The Water Cure – Sophie Mackintosh


The Water CureThe Water Cure – Sophie Mackintosh
Publisher:  Doubleday Books
Release Date: January 2019 (US)
Rating:  ⭐️⭐️⭐️⭐️

Synopsis:  King has tenderly staked out a territory for his wife and three daughters, Grace, Lia, and Sky. He has lain the barbed wire; he has anchored the buoys in the water; he has marked out a clear message: Do not enter. Or viewed from another angle: Not safe to leave. Here women are protected from the chaos and violence of men on the mainland. The cult-like rituals and therapies they endure fortify them from the spreading toxicity of a degrading world.

But when their father, the only man they’ve ever seen, disappears, they retreat further inward until the day three strange men wash ashore. Over the span of one blistering hot week, a psychological cat-and-mouse game plays out. Sexual tensions and sibling rivalries flare as the sisters confront the amorphous threat the strangers represent. Can they survive the men?
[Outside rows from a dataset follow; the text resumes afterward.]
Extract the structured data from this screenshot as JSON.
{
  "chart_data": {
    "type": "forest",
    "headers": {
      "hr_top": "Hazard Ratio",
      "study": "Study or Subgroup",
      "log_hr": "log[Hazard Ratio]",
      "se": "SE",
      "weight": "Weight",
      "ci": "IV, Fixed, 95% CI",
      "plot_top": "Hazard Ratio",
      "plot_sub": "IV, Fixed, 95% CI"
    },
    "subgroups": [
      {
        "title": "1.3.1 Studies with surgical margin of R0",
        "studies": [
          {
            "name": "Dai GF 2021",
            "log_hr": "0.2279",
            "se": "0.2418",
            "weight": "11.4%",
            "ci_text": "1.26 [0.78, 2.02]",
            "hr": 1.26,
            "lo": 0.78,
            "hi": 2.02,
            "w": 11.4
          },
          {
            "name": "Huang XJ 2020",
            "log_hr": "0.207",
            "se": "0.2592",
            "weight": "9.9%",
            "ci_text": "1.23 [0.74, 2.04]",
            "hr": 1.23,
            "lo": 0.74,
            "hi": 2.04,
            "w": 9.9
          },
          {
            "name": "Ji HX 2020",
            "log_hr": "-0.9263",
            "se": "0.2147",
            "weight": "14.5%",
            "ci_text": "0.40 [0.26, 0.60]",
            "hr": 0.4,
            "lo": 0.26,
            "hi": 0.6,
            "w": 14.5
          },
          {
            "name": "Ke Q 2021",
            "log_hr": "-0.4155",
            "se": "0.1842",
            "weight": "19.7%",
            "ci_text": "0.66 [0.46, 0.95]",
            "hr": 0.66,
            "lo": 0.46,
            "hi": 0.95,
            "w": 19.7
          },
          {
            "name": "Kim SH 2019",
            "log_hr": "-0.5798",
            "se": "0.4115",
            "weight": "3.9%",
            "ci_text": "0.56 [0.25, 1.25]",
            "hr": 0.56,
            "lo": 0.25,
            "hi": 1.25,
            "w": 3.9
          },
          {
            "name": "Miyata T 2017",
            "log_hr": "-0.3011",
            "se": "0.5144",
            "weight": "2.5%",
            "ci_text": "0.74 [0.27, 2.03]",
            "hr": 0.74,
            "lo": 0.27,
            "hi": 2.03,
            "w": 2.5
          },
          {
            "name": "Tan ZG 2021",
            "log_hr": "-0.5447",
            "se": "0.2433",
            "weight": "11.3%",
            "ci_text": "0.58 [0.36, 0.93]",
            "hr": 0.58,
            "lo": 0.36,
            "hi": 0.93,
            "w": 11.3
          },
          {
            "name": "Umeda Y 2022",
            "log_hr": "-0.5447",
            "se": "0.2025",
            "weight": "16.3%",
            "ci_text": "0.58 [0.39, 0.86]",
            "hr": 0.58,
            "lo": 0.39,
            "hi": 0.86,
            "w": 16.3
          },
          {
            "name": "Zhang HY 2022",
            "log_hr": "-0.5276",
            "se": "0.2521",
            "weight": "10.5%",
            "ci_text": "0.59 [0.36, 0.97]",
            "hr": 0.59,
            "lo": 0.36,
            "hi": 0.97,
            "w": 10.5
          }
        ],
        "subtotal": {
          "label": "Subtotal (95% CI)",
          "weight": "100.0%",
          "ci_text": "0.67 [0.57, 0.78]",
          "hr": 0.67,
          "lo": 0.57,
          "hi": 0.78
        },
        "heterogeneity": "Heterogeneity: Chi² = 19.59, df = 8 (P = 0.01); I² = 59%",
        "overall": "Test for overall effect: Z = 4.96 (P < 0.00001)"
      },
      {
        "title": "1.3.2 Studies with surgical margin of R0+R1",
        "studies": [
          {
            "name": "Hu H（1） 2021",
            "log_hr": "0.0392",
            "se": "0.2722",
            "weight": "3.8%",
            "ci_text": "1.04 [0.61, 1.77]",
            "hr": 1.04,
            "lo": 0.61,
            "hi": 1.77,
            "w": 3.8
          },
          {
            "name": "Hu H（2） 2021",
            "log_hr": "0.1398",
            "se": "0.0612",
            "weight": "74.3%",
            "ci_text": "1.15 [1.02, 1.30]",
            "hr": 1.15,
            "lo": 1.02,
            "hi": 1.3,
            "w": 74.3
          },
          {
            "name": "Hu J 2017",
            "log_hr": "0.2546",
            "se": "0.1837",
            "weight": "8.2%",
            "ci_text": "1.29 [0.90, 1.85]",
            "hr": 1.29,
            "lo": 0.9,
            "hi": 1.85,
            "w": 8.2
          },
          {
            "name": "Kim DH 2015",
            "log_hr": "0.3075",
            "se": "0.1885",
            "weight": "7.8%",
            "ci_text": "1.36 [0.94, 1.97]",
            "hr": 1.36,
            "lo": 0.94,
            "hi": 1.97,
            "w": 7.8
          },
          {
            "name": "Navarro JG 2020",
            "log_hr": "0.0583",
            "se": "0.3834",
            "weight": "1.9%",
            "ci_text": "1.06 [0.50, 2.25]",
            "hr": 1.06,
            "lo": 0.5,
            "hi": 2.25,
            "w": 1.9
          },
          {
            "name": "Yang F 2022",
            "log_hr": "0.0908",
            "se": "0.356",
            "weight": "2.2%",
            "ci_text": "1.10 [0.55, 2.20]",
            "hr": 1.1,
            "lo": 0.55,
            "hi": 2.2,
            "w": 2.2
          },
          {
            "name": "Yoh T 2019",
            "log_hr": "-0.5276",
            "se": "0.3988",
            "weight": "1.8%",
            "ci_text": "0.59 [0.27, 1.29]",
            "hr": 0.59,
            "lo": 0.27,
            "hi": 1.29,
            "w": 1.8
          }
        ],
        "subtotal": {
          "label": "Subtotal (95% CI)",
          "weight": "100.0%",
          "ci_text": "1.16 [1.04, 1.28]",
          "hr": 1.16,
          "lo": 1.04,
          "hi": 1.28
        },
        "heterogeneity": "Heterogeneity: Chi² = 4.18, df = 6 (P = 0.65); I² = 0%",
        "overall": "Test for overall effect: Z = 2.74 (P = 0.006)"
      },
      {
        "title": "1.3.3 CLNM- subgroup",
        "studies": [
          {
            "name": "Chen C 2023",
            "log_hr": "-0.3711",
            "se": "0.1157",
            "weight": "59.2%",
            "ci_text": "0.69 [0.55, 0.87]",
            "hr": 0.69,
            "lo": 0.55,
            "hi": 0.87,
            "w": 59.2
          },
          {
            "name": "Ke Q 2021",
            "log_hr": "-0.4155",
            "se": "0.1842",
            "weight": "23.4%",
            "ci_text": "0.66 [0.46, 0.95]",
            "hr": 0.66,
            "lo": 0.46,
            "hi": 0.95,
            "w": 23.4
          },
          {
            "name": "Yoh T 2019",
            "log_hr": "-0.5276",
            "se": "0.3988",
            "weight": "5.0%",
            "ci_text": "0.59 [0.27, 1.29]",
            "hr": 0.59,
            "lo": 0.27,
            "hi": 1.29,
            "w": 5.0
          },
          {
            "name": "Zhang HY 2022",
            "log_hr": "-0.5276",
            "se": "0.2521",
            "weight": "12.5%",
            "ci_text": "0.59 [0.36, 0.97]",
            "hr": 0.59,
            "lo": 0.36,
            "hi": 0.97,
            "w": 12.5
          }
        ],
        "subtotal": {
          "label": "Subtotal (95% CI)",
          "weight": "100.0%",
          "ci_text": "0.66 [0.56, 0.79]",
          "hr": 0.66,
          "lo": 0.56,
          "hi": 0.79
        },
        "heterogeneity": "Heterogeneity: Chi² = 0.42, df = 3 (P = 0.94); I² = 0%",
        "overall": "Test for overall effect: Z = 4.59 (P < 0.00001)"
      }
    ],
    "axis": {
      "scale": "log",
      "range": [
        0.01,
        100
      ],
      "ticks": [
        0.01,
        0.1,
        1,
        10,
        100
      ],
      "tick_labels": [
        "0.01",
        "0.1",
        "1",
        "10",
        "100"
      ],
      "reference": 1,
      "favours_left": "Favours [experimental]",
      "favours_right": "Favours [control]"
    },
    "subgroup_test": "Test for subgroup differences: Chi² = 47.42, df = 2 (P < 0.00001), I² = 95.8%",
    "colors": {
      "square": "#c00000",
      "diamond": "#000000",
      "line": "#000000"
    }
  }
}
A haunting, riveting debut about the capacity for violence and the potency of female desire, The Water Cure both devastates and astonishes as it reflects our own world back at us.

Review:  I finished Sophie Mackintosh’s The Water Cure a few days ago and instead of reviewing it straight away I had to let it sit for a bit.  I still don’t fully know what to think or feel about it, so I’m going to try and muddle through my mixed feelings here to do some sort of a review.

Mackintosh’s writing is to be envied.  It’s lyrical and lush without being verbose.  As a matter of fact, it’s somehow stark. The whole novel reads like a fever dream, with bizarre rituals and “exercises” that made my stomach turn at the level of abuse they meted out.  Behind that horror, there’s the feeling on Lia’s constant, claustrophobic need for love and affection–and rightfully so.  That’s all a hard balance to achieve, and I can totally see why it’s on the Man Booker Longlist for 2018 even ahead of its US publication date.

Ultimately, The Water Cure is a beautifully written book with terrifying subject matter, though it does leave the reader with more questions than answers.  I highly recommend–even though I still don’t know how I feel about it.

Thank you to the publishers and NetGalley for providing a copy in exchange for an honest review.